Tuesday, June 07, 2016

It used to be good to be Elizabeth Holmes (didn’t it?)

Yesterday, Pink Slip wrote about the list of the wealthiest women, self-made edition, in the U.S. Conspicuous for her absence was Elizabeth Holmes. Last year, Holmes, with a net worth of $4.5 billion, was on top of the pack. Today, she’s worth something closer to, well, zero.

Even by wunderkind standards, Holmes – who is all of 32 – is a wunderkind.

When she was nine years old, Holmes wrote in a letter to her father saying, “What I really want out of life is to discover something new, something that mankind didn’t know was possible to do.” When Holmes was 9, her family moved to Houston and then China, where she started a business selling C++ compilers to Chinese universities. (This according to Wikipedia.)

Hmmm. When I was 9 years old, I was writing letters to my cousin Ellen saying things like “our new baby cries a lot, but she’s really cute.” That was when I wasn’t newspaper clippings into my Ted Williams scrapbook. Or entering Big Brother Bob Emery’s Curlicue Contest. (With my fabulous Crayola rendering of a guy wrapped in bandages, sitting in a wheelchair, I was one of the prize winners.) So it’s not as if I were completely lacking in genius. Perhaps if I’d had the opportunity to live in China, rather than idling the hours digging a sandbox hole to it, I’d have started a business selling the 1959 equivalent of a C++ compiler. Nah….

Back to Holmes, fast forward a decade, and in 2003 she was onto that “something that mankind didn’t know was possible to do.” That something was a blood-testing device (dubbed Edison) that could work off of a finger-stick’s worth of blood, rather than those multiple vials that the phlebotomist draws when you need your blood tested. Based on her invention, Holmes was able to raise $700M+ in venture. Her company, Theranos, was valued at $9B.  

Since then, Theranos has been hit with allegations that its tests are inaccurate and is being investigated by an alphabet soup of federal agencies. That, plus new information indicating Theranos’ annual revenues are less than $100 million, has led FORBES to come up with a new, lower estimate of Theranos’ value. (Source: Forbes)

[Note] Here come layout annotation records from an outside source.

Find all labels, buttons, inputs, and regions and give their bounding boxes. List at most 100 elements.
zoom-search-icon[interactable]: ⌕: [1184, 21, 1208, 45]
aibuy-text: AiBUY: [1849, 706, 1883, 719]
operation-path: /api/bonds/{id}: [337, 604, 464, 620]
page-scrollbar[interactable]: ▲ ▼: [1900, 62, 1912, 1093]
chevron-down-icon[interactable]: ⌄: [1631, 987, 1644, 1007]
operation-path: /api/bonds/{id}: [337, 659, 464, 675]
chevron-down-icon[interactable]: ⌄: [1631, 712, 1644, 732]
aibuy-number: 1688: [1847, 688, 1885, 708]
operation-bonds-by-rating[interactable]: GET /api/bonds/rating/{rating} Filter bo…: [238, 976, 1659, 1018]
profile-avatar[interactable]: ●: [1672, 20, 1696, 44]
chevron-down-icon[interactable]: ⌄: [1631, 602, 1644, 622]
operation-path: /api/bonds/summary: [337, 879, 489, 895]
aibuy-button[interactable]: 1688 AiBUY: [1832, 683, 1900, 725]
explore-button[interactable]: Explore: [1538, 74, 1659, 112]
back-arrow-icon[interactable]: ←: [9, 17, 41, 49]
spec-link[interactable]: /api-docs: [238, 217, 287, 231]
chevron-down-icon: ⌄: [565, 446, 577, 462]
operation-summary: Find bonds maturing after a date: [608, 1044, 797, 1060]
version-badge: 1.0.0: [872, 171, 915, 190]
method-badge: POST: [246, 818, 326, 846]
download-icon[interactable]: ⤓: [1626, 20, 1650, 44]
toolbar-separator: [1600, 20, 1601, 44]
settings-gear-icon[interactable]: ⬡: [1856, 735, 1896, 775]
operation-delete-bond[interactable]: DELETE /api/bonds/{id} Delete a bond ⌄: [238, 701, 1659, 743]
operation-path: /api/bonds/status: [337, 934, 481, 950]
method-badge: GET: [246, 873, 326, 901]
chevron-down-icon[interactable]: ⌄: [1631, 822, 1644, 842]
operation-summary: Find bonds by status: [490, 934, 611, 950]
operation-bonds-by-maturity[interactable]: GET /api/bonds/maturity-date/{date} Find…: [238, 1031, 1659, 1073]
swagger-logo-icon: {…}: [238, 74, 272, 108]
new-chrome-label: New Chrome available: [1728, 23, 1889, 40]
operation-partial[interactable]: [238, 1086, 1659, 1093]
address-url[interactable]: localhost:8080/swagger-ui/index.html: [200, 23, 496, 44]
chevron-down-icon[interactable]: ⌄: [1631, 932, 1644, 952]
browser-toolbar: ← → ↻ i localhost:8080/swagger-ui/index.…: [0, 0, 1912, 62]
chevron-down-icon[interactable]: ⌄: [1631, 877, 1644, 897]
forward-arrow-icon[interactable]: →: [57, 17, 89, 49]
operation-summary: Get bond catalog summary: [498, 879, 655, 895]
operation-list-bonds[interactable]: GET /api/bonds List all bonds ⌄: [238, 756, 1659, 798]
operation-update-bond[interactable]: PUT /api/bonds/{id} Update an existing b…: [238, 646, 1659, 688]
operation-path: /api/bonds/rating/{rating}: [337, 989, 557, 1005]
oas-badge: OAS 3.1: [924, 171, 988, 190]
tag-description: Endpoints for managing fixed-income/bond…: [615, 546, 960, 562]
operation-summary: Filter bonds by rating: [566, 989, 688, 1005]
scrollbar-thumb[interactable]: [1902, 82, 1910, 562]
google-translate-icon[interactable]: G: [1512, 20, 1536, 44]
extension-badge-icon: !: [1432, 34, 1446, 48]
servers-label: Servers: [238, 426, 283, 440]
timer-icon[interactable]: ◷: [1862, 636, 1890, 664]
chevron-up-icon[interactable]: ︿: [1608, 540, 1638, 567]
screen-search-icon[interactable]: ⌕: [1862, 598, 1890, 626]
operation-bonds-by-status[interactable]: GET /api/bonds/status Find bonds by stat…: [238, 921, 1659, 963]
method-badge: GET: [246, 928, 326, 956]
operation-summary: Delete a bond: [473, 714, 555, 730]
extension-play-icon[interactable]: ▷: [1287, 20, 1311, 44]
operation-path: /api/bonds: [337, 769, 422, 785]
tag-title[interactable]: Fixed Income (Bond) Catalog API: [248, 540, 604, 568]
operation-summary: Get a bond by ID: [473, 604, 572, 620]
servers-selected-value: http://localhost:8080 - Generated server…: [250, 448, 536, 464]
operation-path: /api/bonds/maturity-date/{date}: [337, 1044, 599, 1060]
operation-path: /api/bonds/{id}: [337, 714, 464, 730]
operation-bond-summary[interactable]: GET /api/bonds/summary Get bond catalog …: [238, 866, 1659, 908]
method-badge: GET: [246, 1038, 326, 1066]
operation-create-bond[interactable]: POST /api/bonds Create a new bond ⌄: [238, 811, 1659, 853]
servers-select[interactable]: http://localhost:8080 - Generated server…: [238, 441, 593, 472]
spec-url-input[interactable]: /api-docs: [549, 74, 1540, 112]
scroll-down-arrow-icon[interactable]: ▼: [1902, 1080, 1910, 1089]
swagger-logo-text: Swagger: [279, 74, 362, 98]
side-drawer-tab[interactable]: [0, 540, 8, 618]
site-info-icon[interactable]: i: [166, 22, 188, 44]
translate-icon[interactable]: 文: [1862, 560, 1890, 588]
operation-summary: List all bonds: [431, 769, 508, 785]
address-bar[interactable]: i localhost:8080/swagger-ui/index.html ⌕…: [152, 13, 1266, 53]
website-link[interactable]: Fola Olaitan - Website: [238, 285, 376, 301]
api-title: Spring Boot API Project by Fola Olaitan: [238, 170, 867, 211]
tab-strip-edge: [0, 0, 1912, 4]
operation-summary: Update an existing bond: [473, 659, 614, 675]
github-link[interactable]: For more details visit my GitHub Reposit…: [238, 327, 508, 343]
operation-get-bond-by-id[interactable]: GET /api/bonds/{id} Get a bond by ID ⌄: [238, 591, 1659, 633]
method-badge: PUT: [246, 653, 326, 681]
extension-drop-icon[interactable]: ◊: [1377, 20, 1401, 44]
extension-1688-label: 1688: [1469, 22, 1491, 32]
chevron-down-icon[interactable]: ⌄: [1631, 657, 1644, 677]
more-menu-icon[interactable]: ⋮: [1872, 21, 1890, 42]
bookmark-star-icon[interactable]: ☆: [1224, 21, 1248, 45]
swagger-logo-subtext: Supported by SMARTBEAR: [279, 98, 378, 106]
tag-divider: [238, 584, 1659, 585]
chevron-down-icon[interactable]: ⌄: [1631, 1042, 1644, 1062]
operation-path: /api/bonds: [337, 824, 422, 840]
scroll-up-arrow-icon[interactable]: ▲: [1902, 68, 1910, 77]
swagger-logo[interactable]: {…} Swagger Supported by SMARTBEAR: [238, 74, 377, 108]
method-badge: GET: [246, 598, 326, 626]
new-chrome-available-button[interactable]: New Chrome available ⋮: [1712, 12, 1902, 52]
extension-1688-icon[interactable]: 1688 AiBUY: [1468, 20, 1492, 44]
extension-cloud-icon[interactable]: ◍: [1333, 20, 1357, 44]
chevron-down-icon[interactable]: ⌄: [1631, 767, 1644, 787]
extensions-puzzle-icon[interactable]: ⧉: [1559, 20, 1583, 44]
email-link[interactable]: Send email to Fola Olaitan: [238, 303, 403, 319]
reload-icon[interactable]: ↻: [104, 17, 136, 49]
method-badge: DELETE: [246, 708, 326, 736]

That valuation is less than one-tenth of that $9B, and, at $800M, pretty darned close to the $724M that Theranos raised. Given the way the company is structured,Holmes hefty share of common stock would take back seat to those holding preferred shares in the event of a company liquidation. Not that this is necessarily going to happen, but that’s the scenario in which Holmes is worth nothing.

It’s entirely possible that Theranos will stage a comeback, and that the promise of being able to run dozens of tests from one drop of blood will be realized. The company will end up being worth $9B – or more – and Holmes will be back on top of the heap. And Holmes will win a Noble Prize. Or something.

Meanwhile,

The company has told the Centers for Medicare and Medicaid Services that it has issued tens of thousands of corrected blood-test reports to doctors and patients, voiding some results and revising others, according to the person familiar with the matter.

That means some patients received erroneous results that might have thrown off health decisions made with their doctors. (Source: WSJ)

This sure doesn’t sound good. Among the fallout from all this: relationships with Walgreen’s (their source of sales) and Siemens (technology partnership) are on the ropes.

So, at the moment, things aren’t looking so good for Theranos. While some are claiming that this is all a plot by the incumbent blood labs and equipment makers who are afraid of Theranos the Disrupter, and that a lot of the animus being directed at Holmes is because she’s a striking, young blonde, others are claiming that there is no special device – that the entire enterprise has been nothing other than an emperor’s-new-clothes fraud from the outset. And that Holmes should be in jail.

I don’t have a dog in this hunt. Whatever’s going to happen with Theranos and Holmes is going to happen to Theranos and Holmes. Maybe she actually is a genius. Maybe her only real genius is for self-promotion and “image.” (Like Steve Jobs, she only wears black turtlenecks.) Whatever happens, it can’t feel good to have gone from being the richest self-made woman in America to someone worth zero.